Thursday, February 14, 2008

It's been a while since I posted and a lot has changed. Thankfully God moved me on to a church where I do respect the leadership. It's been such a blessing to work there and to know that we're doing everything we can to reach people. No church is perfect, and I don't expect this church to be perfect, but I know that God is working in the lives of people and lives are being impacted and changed for eternity.

Andy Stanley says this phrase all the time, "Are you more concerned with reaching people or keeping people." As Andy is so good at, he takes a very complicated problem and turns it into a short phrase that can change the way you think.

The problem is complicated because of the implications of keeping people. Keeping people means our church will bend over backwards to keep the people we already have attending happy. It means we will do whatever it takes to not lose one member of our congregation, even if that member causes all kinds of problems and even causes others to leave. Isn't it ironic that we'll do everything to keep people, but don't realize that if we asked just one person to leave, we'd keep possibly large groups of other people from leaving. It means that to keep the people we have, we'll ignore the needs of the people we want to reach. It means that we'll do church in the style the people we already have enjoy and not change they style so that we can reach new people.

I was reminded of the importance of this principle so clearly in a coversation I had yesterday. There was a person at a church I worked at several years ago who controlled so much in the church that they intrinsically had control over the direction of the church. This isn't always a bad thing, leadership is influence after all. But in this case it was a very bad thing. Many people over the years this family was at the church left because of the family, but because they had so much control over the church they stuck around. Finally a couple of years ago a situation drove at least part of the family to leave the church. In this converation I was having, it was interesting to hear the contrast in the environment at the church now that this person is gone. Before, the church didn't feel like a living, breathing entity, but a cold and lifeless institution. Now that the person is gone, life is coming back to the body, and vibrancy is living again.

If only someone would have had the guts to ask the person to leave years ago, how many people could have been reached? Church Leaders, don't be afraid to ask people to leave your churches. It needs to be handled with care, and caution, and we must be sure that we are doing so for the good of the entire body, not individual conflict or dislike, but there are times when it needs to be done. If you have the guts to do it, God can do great things through you.

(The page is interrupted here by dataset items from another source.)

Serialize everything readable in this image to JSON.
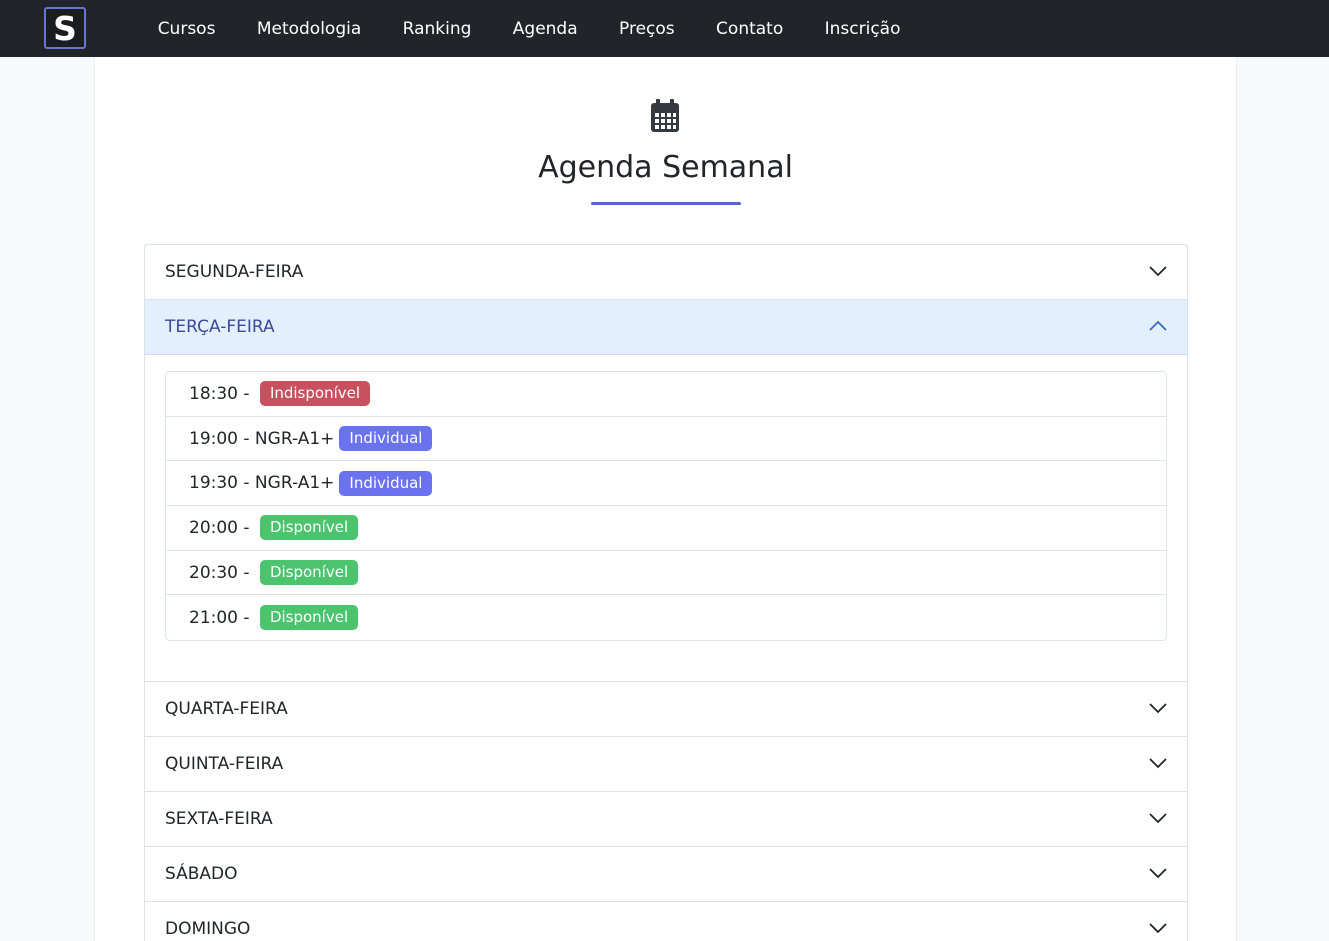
{
  "logo": {
    "letter": "S"
  },
  "nav": [
    {
      "label": "Cursos"
    },
    {
      "label": "Metodologia"
    },
    {
      "label": "Ranking"
    },
    {
      "label": "Agenda"
    },
    {
      "label": "Preços"
    },
    {
      "label": "Contato"
    },
    {
      "label": "Inscrição"
    }
  ],
  "page": {
    "icon": "calendar-icon",
    "title": "Agenda Semanal"
  },
  "days": [
    {
      "label": "SEGUNDA-FEIRA"
    },
    {
      "label": "TERÇA-FEIRA"
    },
    {
      "label": "QUARTA-FEIRA"
    },
    {
      "label": "QUINTA-FEIRA"
    },
    {
      "label": "SEXTA-FEIRA"
    },
    {
      "label": "SÁBADO"
    },
    {
      "label": "DOMINGO"
    }
  ],
  "tuesday_slots": [
    {
      "text": "18:30 - ",
      "badge": "Indisponível",
      "status": "unavailable",
      "color": "#c7515f"
    },
    {
      "text": "19:00 - NGR-A1+",
      "badge": "Individual",
      "status": "individual",
      "color": "#6b72f0"
    },
    {
      "text": "19:30 - NGR-A1+",
      "badge": "Individual",
      "status": "individual",
      "color": "#6b72f0"
    },
    {
      "text": "20:00 - ",
      "badge": "Disponível",
      "status": "available",
      "color": "#4cc46e"
    },
    {
      "text": "20:30 - ",
      "badge": "Disponível",
      "status": "available",
      "color": "#4cc46e"
    },
    {
      "text": "21:00 - ",
      "badge": "Disponível",
      "status": "available",
      "color": "#4cc46e"
    }
  ],
  "colors": {
    "navbar": "#212529",
    "accent": "#5a63c7",
    "open_header_bg": "#e3effc"
  }
}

Os Guiness said something to the effect of this - never has the church tried harder to be relevant and never has the church been more irrelevant. What an amazing statement. For centruies the church has been a major influence on culture, and now the church has very little influence on culture. In-fact, culture may have more of an influence on church than vice versa.

Let's be more concerned with reaching people than keeping people. Let's be like Jesus and be willing to leave the 99 to go after the one. Let's do our best to be relevant so that people come to church and see that our churches are different than the irrelevant churches they've known in the past. If we do this maybe the church will get back to the place where it has influence on culture once again.